Project Summary Our long-term goal is to understand how dynamic regulation of signal transduction systems control cellular stress responses. The focus of this proposal is on identifying the mechanisms by which dynamic expression of the transcription factors p53 and MYC coordinately regulate apoptosis and senescence in response to genotoxic stress. Proper regulation of p53 and MYC are of undeniable importance in human health, as their mutation predisposes human cells to cancer. While the regulation and functions of p53 and MYC have been extensively studied, exactly how they generate variable cell fate outcomes in individual cells of a population responding to the same stress remains poorly understood. Our recent studies have shown that the dynamics of p53, the temporal pattern of p53 accumulation and degradation, serves an integral function for controlling MYC levels and cell fate responses to DNA damage. We have shown p53 dynamics to be highly variable between individual cells, but it remains to be determined how such variability contributes to heterogeneous responses to DNA damaging agents, which is critical for understanding tumor cell heterogeneity and evasion of therapies. To answer this question, we will combine time-lapse fluorescence microscopy to quantify p53 and MYC dynamics with quantitative analysis of key transcriptional targets at the single cell level to determine the temporal regulation of the triggering of apoptosis and senescence in response to DNA damage. We will apply this analysis to three conditions: 1.) non-transformed cells expressing normal p53 and MYC, 2.) transformed cells in which MYC expression is elevated over a range of concentrations, and 3.) transformed cells expressing a p53 gain-of-function hotspot mutation. This work will show how p53 and MYC dynamics control initiation of terminal cell fates in physiological and pathological conditions, and it will serve as the basis for approaches to reduce heterogeneous responses to DNA damaging compounds. These results will provide novel insight into the basic functioning of one of the most important stress response pathways in human cells, and are likely to inform innovative therapeutic strategies based on improved timing of the delivery of therapies. More broadly, this study is likely to provide general insights into the growing list of other important signaling pathways that use dynamic regulation.

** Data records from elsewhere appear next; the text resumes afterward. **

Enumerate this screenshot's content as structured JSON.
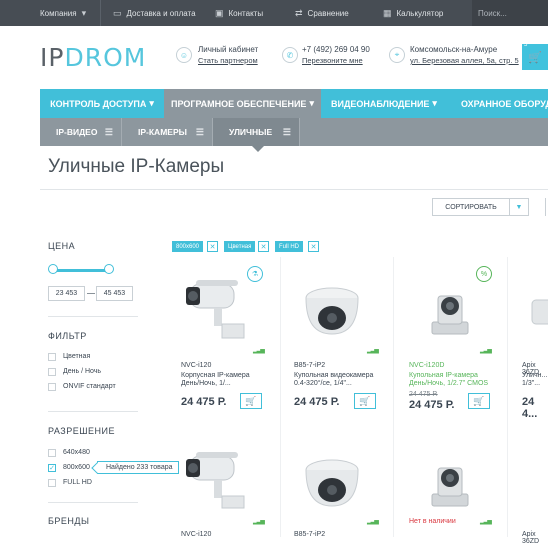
{
  "topbar": {
    "items": [
      "Компания",
      "Доставка и оплата",
      "Контакты",
      "Сравнение",
      "Калькулятор"
    ],
    "search_placeholder": "Поиск..."
  },
  "logo": {
    "ip": "IP",
    "drom": "DROM"
  },
  "header": {
    "account_title": "Личный кабинет",
    "account_link": "Стать партнером",
    "phone": "+7 (492) 269 04 90",
    "phone_link": "Перезвоните мне",
    "city": "Комсомольск-на-Амуре",
    "address": "ул. Березовая аллея, 5а, стр. 5",
    "cart_count": "5"
  },
  "catnav": [
    "КОНТРОЛЬ ДОСТУПА",
    "ПРОГРАМНОЕ ОБЕСПЕЧЕНИЕ",
    "ВИДЕОНАБЛЮДЕНИЕ",
    "ОХРАННОЕ ОБОРУДОВАНИЕ"
  ],
  "subnav": [
    "IP-ВИДЕО",
    "IP-КАМЕРЫ",
    "УЛИЧНЫЕ"
  ],
  "page_title": "Уличные IP-Камеры",
  "sort_label": "СОРТИРОВАТЬ",
  "filters": {
    "price_title": "ЦЕНА",
    "price_min": "23 453",
    "price_max": "45 453",
    "filter_title": "ФИЛЬТР",
    "filter_items": [
      "Цветная",
      "День / Ночь",
      "ONVIF стандарт"
    ],
    "resolution_title": "РАЗРЕШЕНИЕ",
    "resolution_items": [
      "640x480",
      "800x600",
      "FULL HD"
    ],
    "found_text": "Найдено 233 товара",
    "brands_title": "БРЕНДЫ"
  },
  "chips": [
    "800x600",
    "Цветная",
    "Full HD"
  ],
  "products": [
    {
      "model": "NVC-i120",
      "desc1": "Корпусная  IP-камера",
      "desc2": "День/Ночь, 1/...",
      "price": "24 475 Р.",
      "old": ""
    },
    {
      "model": "B85-7-iP2",
      "desc1": "Купольная видеокамера",
      "desc2": "0.4-320°/се, 1/4\"...",
      "price": "24 475 Р.",
      "old": ""
    },
    {
      "model": "NVC-i120D",
      "desc1": "Купольная IP-камера",
      "desc2": "День/Ночь, 1/2.7\" CMOS",
      "price": "24 475 Р.",
      "old": "24 475 Р."
    },
    {
      "model": "Apix 36ZD",
      "desc1": "Уличн...",
      "desc2": "1/3\"...",
      "price": "24 4...",
      "old": ""
    }
  ],
  "row2": [
    {
      "model": "NVC-i120"
    },
    {
      "model": "B85-7-iP2"
    },
    {
      "model": "Нет в наличии"
    },
    {
      "model": "Apix 36ZD"
    }
  ]
}
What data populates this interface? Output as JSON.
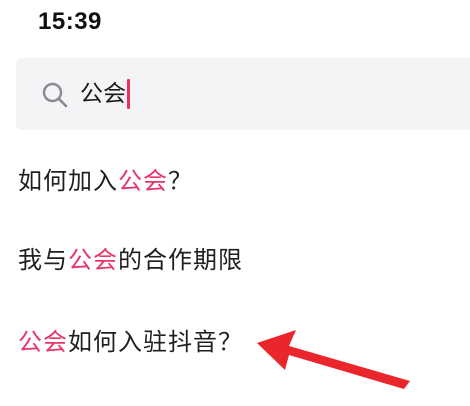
{
  "status_bar": {
    "time": "15:39"
  },
  "search": {
    "query": "公会"
  },
  "suggestions": [
    {
      "before": "如何加入",
      "keyword": "公会",
      "after": "？"
    },
    {
      "before": "我与",
      "keyword": "公会",
      "after": "的合作期限"
    },
    {
      "before": "",
      "keyword": "公会",
      "after": "如何入驻抖音？"
    }
  ],
  "colors": {
    "highlight": "#e6356a",
    "caret": "#ef2e5a",
    "arrow": "#e8262b",
    "search_bg": "#f4f4f6"
  },
  "icons": {
    "search": "search-icon",
    "annotation": "red-arrow-icon"
  }
}
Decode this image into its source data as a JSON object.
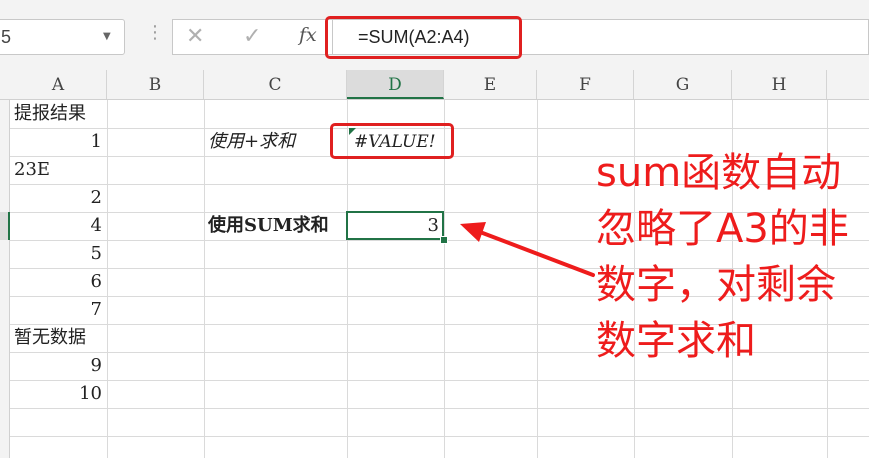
{
  "toolbar": {
    "name_box": "5",
    "cancel_icon": "✕",
    "enter_icon": "✓",
    "fx_label": "fx",
    "formula": "=SUM(A2:A4)"
  },
  "columns": [
    "A",
    "B",
    "C",
    "D",
    "E",
    "F",
    "G",
    "H"
  ],
  "cells": {
    "A1": "提报结果",
    "A2": "1",
    "A3": "23E",
    "A4": "2",
    "A5": "4",
    "A6": "5",
    "A7": "6",
    "A8": "7",
    "A9": "暂无数据",
    "A10": "9",
    "A11": "10",
    "C2": "使用+求和",
    "D2": "#VALUE!",
    "C5": "使用SUM求和",
    "D5": "3"
  },
  "annotation": "sum函数自动忽略了A3的非数字，对剩余数字求和",
  "colors": {
    "accent_green": "#217346",
    "highlight_red": "#e02020",
    "annotation_red": "#ee1c1c"
  }
}
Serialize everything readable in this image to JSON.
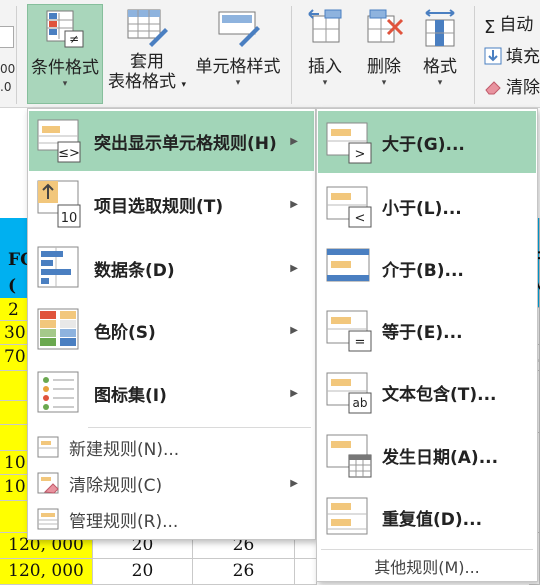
{
  "ribbon": {
    "left_numbers": [
      "00",
      ".0"
    ],
    "launcher": "↳",
    "conditional_format": "条件格式",
    "table_format_line1": "套用",
    "table_format_line2": "表格格式",
    "cell_style": "单元格样式",
    "insert": "插入",
    "delete": "删除",
    "format": "格式",
    "autosum": "自动",
    "fill": "填充",
    "clear": "清除"
  },
  "sheet": {
    "left_partial": [
      "FC",
      "(",
      "2",
      "30",
      "70",
      "10",
      "10"
    ],
    "rows": [
      {
        "a": "120, 000",
        "b": "20",
        "c": "26"
      },
      {
        "a": "120, 000",
        "b": "20",
        "c": "26"
      }
    ],
    "right_partial": [
      "于",
      "人",
      "2"
    ]
  },
  "main_menu": {
    "items": [
      {
        "label": "突出显示单元格规则(H)",
        "icon": "highlight-rules-icon"
      },
      {
        "label": "项目选取规则(T)",
        "icon": "top-bottom-icon"
      },
      {
        "label": "数据条(D)",
        "icon": "data-bars-icon"
      },
      {
        "label": "色阶(S)",
        "icon": "color-scales-icon"
      },
      {
        "label": "图标集(I)",
        "icon": "icon-sets-icon"
      },
      {
        "label": "新建规则(N)...",
        "icon": "new-rule-icon"
      },
      {
        "label": "清除规则(C)",
        "icon": "clear-rules-icon"
      },
      {
        "label": "管理规则(R)...",
        "icon": "manage-rules-icon"
      }
    ],
    "icon_badge_10": "10"
  },
  "sub_menu": {
    "items": [
      {
        "label": "大于(G)...",
        "glyph": ">"
      },
      {
        "label": "小于(L)...",
        "glyph": "<"
      },
      {
        "label": "介于(B)...",
        "glyph": ""
      },
      {
        "label": "等于(E)...",
        "glyph": "="
      },
      {
        "label": "文本包含(T)...",
        "glyph": "ab"
      },
      {
        "label": "发生日期(A)...",
        "glyph": ""
      },
      {
        "label": "重复值(D)...",
        "glyph": ""
      }
    ],
    "more_rules": "其他规则(M)..."
  },
  "colors": {
    "highlight": "#a2d5b8",
    "yellow": "#ffff00",
    "cyan": "#00b0f0",
    "icon_orange": "#f2c77c",
    "icon_blue": "#4a7fc1"
  }
}
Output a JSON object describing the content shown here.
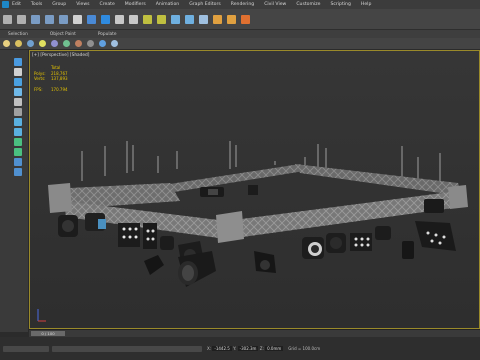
{
  "menu": {
    "items": [
      "Edit",
      "Tools",
      "Group",
      "Views",
      "Create",
      "Modifiers",
      "Animation",
      "Graph Editors",
      "Rendering",
      "Civil View",
      "Customize",
      "Scripting",
      "Help"
    ]
  },
  "ribbon": {
    "tabs": [
      "Selection",
      "Object Paint",
      "Populate"
    ]
  },
  "toolbar": {
    "buttons": [
      {
        "icon": "undo-icon",
        "color": "#b0b0b0"
      },
      {
        "icon": "redo-icon",
        "color": "#b0b0b0"
      },
      {
        "icon": "link-icon",
        "color": "#7a9cc4"
      },
      {
        "icon": "unlink-icon",
        "color": "#7a9cc4"
      },
      {
        "icon": "bind-icon",
        "color": "#7a9cc4"
      },
      {
        "icon": "select-icon",
        "color": "#d0d0d0"
      },
      {
        "icon": "select-region-icon",
        "color": "#4a8ad6"
      },
      {
        "icon": "move-icon",
        "color": "#2f8be0"
      },
      {
        "icon": "rotate-icon",
        "color": "#c8c8c8"
      },
      {
        "icon": "scale-icon",
        "color": "#c8c8c8"
      },
      {
        "icon": "snap-icon",
        "color": "#c0c040"
      },
      {
        "icon": "angle-snap-icon",
        "color": "#c0c040"
      },
      {
        "icon": "mirror-icon",
        "color": "#6fb0e0"
      },
      {
        "icon": "align-icon",
        "color": "#6fb0e0"
      },
      {
        "icon": "layer-icon",
        "color": "#9fc0e0"
      },
      {
        "icon": "render-setup-icon",
        "color": "#e0a040"
      },
      {
        "icon": "render-frame-icon",
        "color": "#e0a040"
      },
      {
        "icon": "render-icon",
        "color": "#e07030"
      }
    ]
  },
  "toolbar2": {
    "buttons": [
      {
        "icon": "sphere-icon",
        "color": "#e8d080"
      },
      {
        "icon": "cube-icon",
        "color": "#d9c060"
      },
      {
        "icon": "shape-icon",
        "color": "#70a0d0"
      },
      {
        "icon": "light-icon",
        "color": "#e0e060"
      },
      {
        "icon": "camera-icon",
        "color": "#9090d0"
      },
      {
        "icon": "helper-icon",
        "color": "#70c090"
      },
      {
        "icon": "space-warp-icon",
        "color": "#c08060"
      },
      {
        "icon": "system-icon",
        "color": "#909090"
      },
      {
        "icon": "material-icon",
        "color": "#60a0e0"
      },
      {
        "icon": "environment-icon",
        "color": "#a0c0e0"
      }
    ]
  },
  "left_tools": [
    {
      "icon": "select-object-icon",
      "color": "#4a9ae0"
    },
    {
      "icon": "move-tool-icon",
      "color": "#d0d0d0"
    },
    {
      "icon": "rotate-tool-icon",
      "color": "#4aa0e0"
    },
    {
      "icon": "scale-tool-icon",
      "color": "#6fb8e8"
    },
    {
      "icon": "paint-icon",
      "color": "#c0c0c0"
    },
    {
      "icon": "freeform-icon",
      "color": "#a0a0a0"
    },
    {
      "icon": "graphite-icon",
      "color": "#5ab0e0"
    },
    {
      "icon": "selection-tool-icon",
      "color": "#5ab0e0"
    },
    {
      "icon": "object-paint-icon",
      "color": "#4ac080"
    },
    {
      "icon": "populate-icon",
      "color": "#4ac080"
    },
    {
      "icon": "path-icon",
      "color": "#5090d0"
    },
    {
      "icon": "loop-icon",
      "color": "#5090d0"
    }
  ],
  "viewport": {
    "label": "[+] [Perspective] [Shaded]",
    "stats": {
      "header": "Total",
      "polys_label": "Polys:",
      "polys": "218,767",
      "verts_label": "Verts:",
      "verts": "137,893",
      "fps_label": "FPS:",
      "fps": "170.794"
    }
  },
  "timeline": {
    "frame_label": "0 / 100"
  },
  "status": {
    "x_label": "X:",
    "x": "-1442.5",
    "y_label": "Y:",
    "y": "-302.3m",
    "z_label": "Z:",
    "z": "0.0mm",
    "grid_label": "Grid = 100.0cm"
  },
  "colors": {
    "truss": "#8a8a8a",
    "truss_dark": "#5c5c5c",
    "light_body": "#1c1c1c",
    "active_border": "#9a8a2a"
  }
}
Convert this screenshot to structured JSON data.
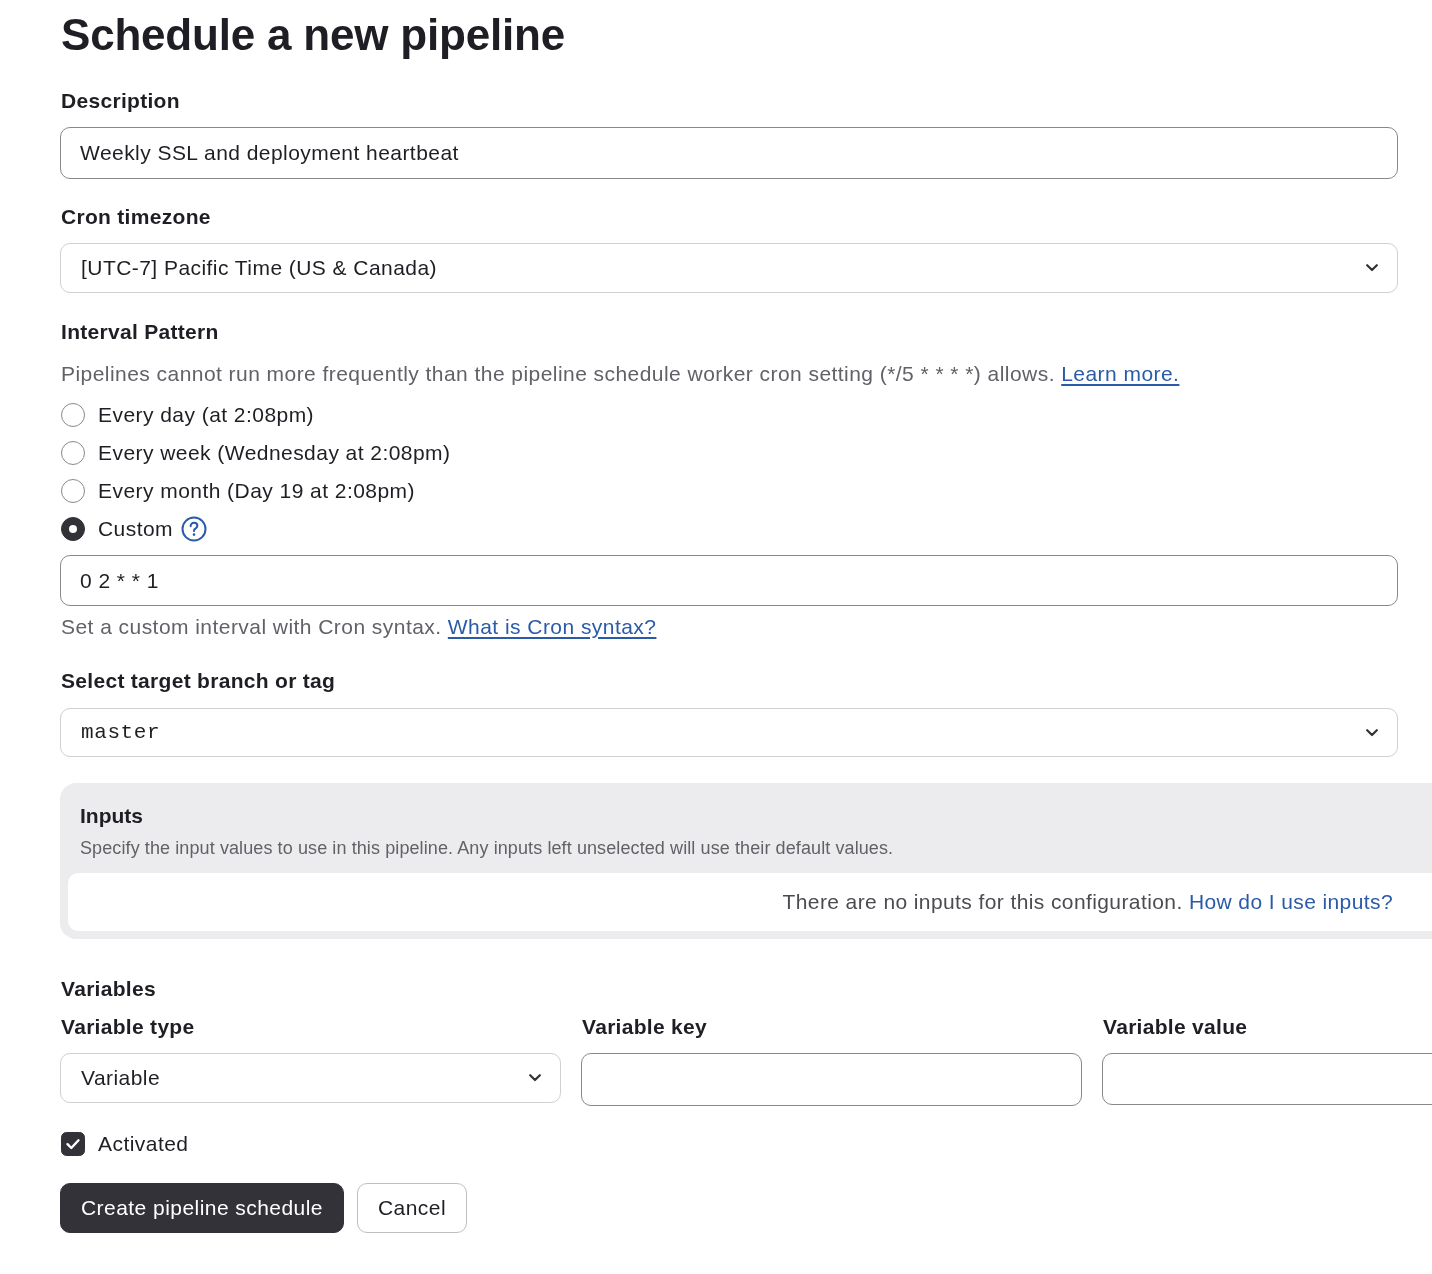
{
  "title": "Schedule a new pipeline",
  "description": {
    "label": "Description",
    "value": "Weekly SSL and deployment heartbeat"
  },
  "timezone": {
    "label": "Cron timezone",
    "value": "[UTC-7] Pacific Time (US & Canada)"
  },
  "interval": {
    "label": "Interval Pattern",
    "help": "Pipelines cannot run more frequently than the pipeline schedule worker cron setting (*/5 * * * *) allows.",
    "help_link": "Learn more.",
    "options": [
      {
        "label": "Every day (at 2:08pm)",
        "selected": false,
        "help_icon": false
      },
      {
        "label": "Every week (Wednesday at 2:08pm)",
        "selected": false,
        "help_icon": false
      },
      {
        "label": "Every month (Day 19 at 2:08pm)",
        "selected": false,
        "help_icon": false
      },
      {
        "label": "Custom",
        "selected": true,
        "help_icon": true
      }
    ],
    "custom_value": "0 2 * * 1",
    "custom_help": "Set a custom interval with Cron syntax.",
    "custom_help_link": "What is Cron syntax?"
  },
  "branch": {
    "label": "Select target branch or tag",
    "value": "master"
  },
  "inputs": {
    "title": "Inputs",
    "description": "Specify the input values to use in this pipeline. Any inputs left unselected will use their default values.",
    "empty_text": "There are no inputs for this configuration.",
    "empty_link": "How do I use inputs?"
  },
  "variables": {
    "title": "Variables",
    "columns": [
      {
        "label": "Variable type",
        "kind": "select",
        "value": "Variable"
      },
      {
        "label": "Variable key",
        "kind": "input"
      },
      {
        "label": "Variable value",
        "kind": "input"
      }
    ]
  },
  "activated": {
    "label": "Activated",
    "checked": true
  },
  "buttons": [
    {
      "label": "Create pipeline schedule",
      "kind": "primary"
    },
    {
      "label": "Cancel",
      "kind": "secondary"
    }
  ]
}
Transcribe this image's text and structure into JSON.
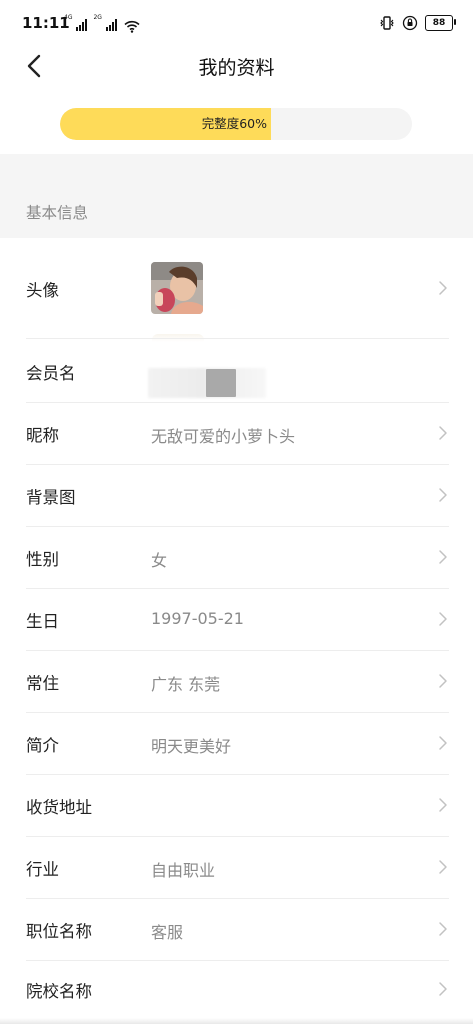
{
  "status_bar": {
    "time": "11:11",
    "signal_1_label": "4G",
    "signal_2_label": "2G",
    "battery": "88",
    "icons": [
      "signal-icon",
      "signal-icon",
      "wifi-icon",
      "vibrate-icon",
      "rotation-lock-icon",
      "battery-icon"
    ]
  },
  "header": {
    "title": "我的资料",
    "back_icon": "chevron-left-icon"
  },
  "completeness": {
    "label": "完整度60%",
    "percent": 60,
    "fill_color": "#fedb59",
    "track_color": "#f4f4f4"
  },
  "section": {
    "title": "基本信息"
  },
  "profile": {
    "avatar_label": "头像",
    "member_name_label": "会员名",
    "nickname_label": "昵称",
    "nickname_value": "无敌可爱的小萝卜头",
    "background_label": "背景图",
    "gender_label": "性别",
    "gender_value": "女",
    "birthday_label": "生日",
    "birthday_value": "1997-05-21",
    "residence_label": "常住",
    "residence_value": "广东 东莞",
    "bio_label": "简介",
    "bio_value": "明天更美好",
    "address_label": "收货地址",
    "industry_label": "行业",
    "industry_value": "自由职业",
    "job_title_label": "职位名称",
    "job_title_value": "客服",
    "school_label": "院校名称"
  },
  "colors": {
    "accent": "#fedb59",
    "secondary_text": "#8a8a8a",
    "section_bg": "#f5f5f5"
  }
}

项目摘要 我们的长期目标是了解信号转导系统的动态调节是如何控制细胞内 应激反应本建议的重点是确定动态的 转录因子p53和MYC的表达协同调节细胞凋亡和衰老， 遗传毒性应激反应。p53和MYC的适当调节在人类中具有不可否认的重要性。 健康，因为它们的突变使人类细胞易患癌症。而p53和p54的调节和功能， MYC已经被广泛研究，确切地说，它们是如何在个体中产生可变的细胞命运结果的。 对一个群体的细胞对同样的压力的反应仍然知之甚少。我们最近的研究 表明p53的动态，p53积累和降解的时间模式， 在控制MYC水平和细胞命运对DNA损伤的反应方面具有不可或缺的功能。我们发现p53 动力学在单个细胞之间高度可变，但仍有待确定这种可变性是如何产生的。 有助于对DNA损伤剂的异质性反应，这对于理解 肿瘤细胞异质性和逃避治疗。为了回答这个问题，我们将联合收割机 荧光显微镜定量p53和MYC动力学的关键定量分析 转录靶点，以确定触发的时间调节， 细胞凋亡和衰老响应DNA损伤。我们将把这种分析应用于三种情况：（1） 表达正常p53和MYC的非转化细胞，2.）转化细胞，其中MYC表达是 在一定浓度范围内升高，以及3.）表达p53功能获得性的转化细胞 热点突变这项工作将显示p53和MYC动力学如何控制终末细胞命运的启动 在生理和病理条件下，它将作为减少 对DNA损伤化合物的异质反应。这些结果将提供新的见解 人类细胞中最重要的应激反应途径之一的基本功能，并且很可能 为基于改进的治疗时机的创新治疗策略提供信息。更 总的来说，这项研究可能会为越来越多的其他重要信号提供一般性的见解 使用动态调节的途径。